Learning, Leading, and Loving through Duchenne Muscular Dystrophy
Three years ago, Rachel Poysky (MDiv '00) and James Poysky (PhDPsy '02) were shocked to learn that their son Joel, now 6, had Duchenne Muscular Dystrophy (DMD). "It's a huge shift in your perspective on life," James says. "You have to develop a new set of expectations." DMD--which is one of the nine types of genetic, degenerative diseases known as muscular dystrophy--is linked to a mutation on the X-chromosome and caused specifically by the absence of the dystrophin protein. For about 35% of Duchenne patients, including Joel, the mutation was not inherited but occurred at random. Those with the disorder usually lose their ability to walk by their early teens and few live past their early 30s.
Life with small children is always somewhat chaotic, but because of Joel's special needs, the Poyskys--who also have a one-year-old daughter, Hallie--juggle a number of extra time commitments. "If you're not careful it can consume you," James says of living in a DMD family, so he and Rachel try hard to be pragmatic and supportive of one another when it comes to parenting. "We've made a conscious decision to approach this as a team," says James. "We also try to enjoy the fun stuff as much as possible."
Through their careers and advocacy, the Poyskys have also joined a larger team of people who care about Duchenne. "After the initial shock and despair wore off for our family," James says, "we began to see DMD as an opportunity to minister to others." While the activist lifestyle initially seemed overwhelming, Rachel and James have been surprised by how quickly and naturally they were able to get involved after making their first steps.

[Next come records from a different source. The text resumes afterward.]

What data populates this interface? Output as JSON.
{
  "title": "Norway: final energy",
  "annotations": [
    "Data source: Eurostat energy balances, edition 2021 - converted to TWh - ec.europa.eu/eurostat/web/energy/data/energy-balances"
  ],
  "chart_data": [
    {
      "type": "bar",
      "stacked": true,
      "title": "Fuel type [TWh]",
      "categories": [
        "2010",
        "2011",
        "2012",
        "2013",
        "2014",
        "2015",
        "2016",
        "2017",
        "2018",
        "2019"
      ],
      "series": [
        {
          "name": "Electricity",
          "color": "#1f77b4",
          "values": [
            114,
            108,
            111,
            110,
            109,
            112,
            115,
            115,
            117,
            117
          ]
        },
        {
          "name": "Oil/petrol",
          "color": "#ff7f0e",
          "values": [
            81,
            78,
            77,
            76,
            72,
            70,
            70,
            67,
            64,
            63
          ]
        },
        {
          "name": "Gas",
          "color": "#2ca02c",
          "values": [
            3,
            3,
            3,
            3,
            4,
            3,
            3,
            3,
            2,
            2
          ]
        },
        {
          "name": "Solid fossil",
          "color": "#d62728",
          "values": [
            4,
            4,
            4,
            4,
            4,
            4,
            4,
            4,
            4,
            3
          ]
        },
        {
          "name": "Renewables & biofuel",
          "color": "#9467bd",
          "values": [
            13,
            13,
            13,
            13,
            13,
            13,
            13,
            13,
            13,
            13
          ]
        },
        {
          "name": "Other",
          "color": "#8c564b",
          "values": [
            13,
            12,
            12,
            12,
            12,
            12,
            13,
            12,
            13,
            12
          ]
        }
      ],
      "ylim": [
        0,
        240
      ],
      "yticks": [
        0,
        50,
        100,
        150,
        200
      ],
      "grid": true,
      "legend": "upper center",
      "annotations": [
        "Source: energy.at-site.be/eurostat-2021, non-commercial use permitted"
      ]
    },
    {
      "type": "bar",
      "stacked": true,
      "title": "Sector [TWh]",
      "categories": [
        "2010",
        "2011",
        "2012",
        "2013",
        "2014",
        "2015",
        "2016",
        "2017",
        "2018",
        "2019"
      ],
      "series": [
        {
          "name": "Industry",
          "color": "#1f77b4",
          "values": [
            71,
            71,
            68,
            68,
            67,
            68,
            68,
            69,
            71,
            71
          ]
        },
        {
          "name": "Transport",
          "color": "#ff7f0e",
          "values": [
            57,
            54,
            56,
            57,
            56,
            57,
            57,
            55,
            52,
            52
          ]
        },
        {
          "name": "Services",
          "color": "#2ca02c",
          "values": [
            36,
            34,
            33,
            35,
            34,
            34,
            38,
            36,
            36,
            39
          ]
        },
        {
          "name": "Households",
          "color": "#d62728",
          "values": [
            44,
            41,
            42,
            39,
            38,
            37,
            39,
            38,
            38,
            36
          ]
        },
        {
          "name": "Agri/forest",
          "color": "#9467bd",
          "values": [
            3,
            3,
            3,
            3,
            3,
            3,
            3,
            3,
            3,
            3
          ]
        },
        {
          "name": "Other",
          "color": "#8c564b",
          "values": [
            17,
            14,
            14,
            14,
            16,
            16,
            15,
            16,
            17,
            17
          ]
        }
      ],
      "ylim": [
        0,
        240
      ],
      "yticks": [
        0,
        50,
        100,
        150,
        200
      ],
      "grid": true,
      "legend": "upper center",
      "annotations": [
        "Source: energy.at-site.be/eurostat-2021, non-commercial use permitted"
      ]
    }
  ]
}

For example, James's clinical work and research--he is a pediatric neuropsychologist at Texas Children's Hospital and assistant professor at Baylor College of Medicine--have put him in a position to contribute to the study of DMD, as well as provide care and education to others about the disorder. James provides clinical care to patients in the MDA Neuromuscular Clinic at the hospital several days a month and chairs an expert panel for the U.S. Centers for Disease Control (CDC), focusing on the development of care recommendations for the disease. Additionally, he sees his research on behavioral issues in children with Duchenne to be quite significant. "DMD also has an impact on the brain because dystrophin--the protein absent in DMD--is typically in the brain, as well," James explains. Because research on the link between this protein and behavior is underdeveloped, many parents don't realize that some of their child's other problems, such as learning disorders, are biologically connected with Duchenne.
Another channel for their service is the national Parent Project Muscular Dystrophy (PPMD) organization, for which James serves on the board of directors. And Rachel, an ordained minister in the Presbyterian Church (USA), recently left her job as a children's and youth pastor at their Houston church in order to take an unpaid position as a regional coordinator for parents of children with DMD. Both Rachel and James were also involved on the general planning team of PPMD's 2008 Coach to Cure MD fundraising effort, a new partnership with the American Football Coaches Association that Parent Project hopes to expand in the coming years.
The Poyskys believe Fuller has played an important role in preparing them, personally and professionally, for the challenges they now face: "At Fuller, professors make concerted efforts to help you understand others' perspectives on important issues and to communicate across cultures to find common ground," James notes. "Fuller's commitment to cultural and ideological diversity has been invaluable in my work to strengthen communication between various national and international DMD organizations." Further, he mentions Galen Buckwalter, an adjunct professor in the School of Psychology, who was a significant mentor to James. "Dr. Buckwalter really invested a lot of time and energy into me and my development as a person," he shares, "and now I've been able to provide other DMD families with mentoring and guidance." It is this relational emphasis that both James and Rachel most appreciate of their Fuller education: "Your work, professionalism, and dedication are important, but what matters most are your relationships."